Entrega de restos como iniciativa de derechos humanos y memoria
Alberto Alonso, director del Instituto Gogora, ha entregado los restos de Ernesto Morales Casado a su familia en Urduña, siendo descendientes de una víctima del franquismo. Este acto simboliza un proceso de cara a la sociedad y para afrontar años de sufrimiento.
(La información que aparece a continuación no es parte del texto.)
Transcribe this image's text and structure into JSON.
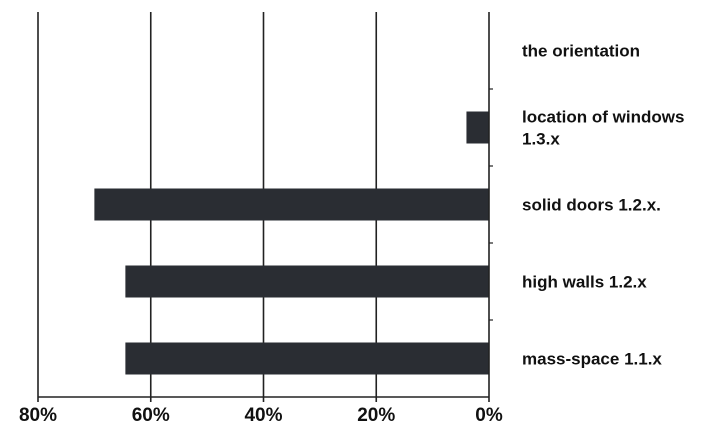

Ernesto Morales Casado falleció el 24 de abril de 1941, fue víctima de las prisiones franquistas en el País Vasco, y ahora, 85 años después, sus restos han sido devueltos a su familia. Según Alberto Alonso, esta iniciativa demuestra el compromiso con la memoria de las víctimas, y la presencia de las instituciones es fundamental en este momento.
Importancia del proceso de identificación
Hasta ahora se han identificado 31 víctimas en la prisión de Urduña, y aún quedan 62 personas sin identificar. Esta iniciativa ofrece un espacio de memoria colectiva que corresponde a toda la sociedad para estas víctimas. Además de devolver los restos a las familias, el Instituto Gogora ha hecho un llamado para recoger muestras de ADN y poder identificar a otras víctimas.
De los 31 restos identificados en la Prisión Central de Urduña, se han recuperado los restos de 93 personas, todas ellas hombres, que previamente habían sido extraídos de otras comunidades autónomas. El objetivo es la recuperación de los derechos humanos y el cuidado de la memoria de las víctimas.
Programa y objetivo
Todo esto se desarrolla a través del ‘Programa de Búsqueda de Personas Desaparecidas en la Guerra Civil’ del Gobierno Vasco, con el fin de ayudar a aliviar el sufrimiento de los familiares de las personas desaparecidas.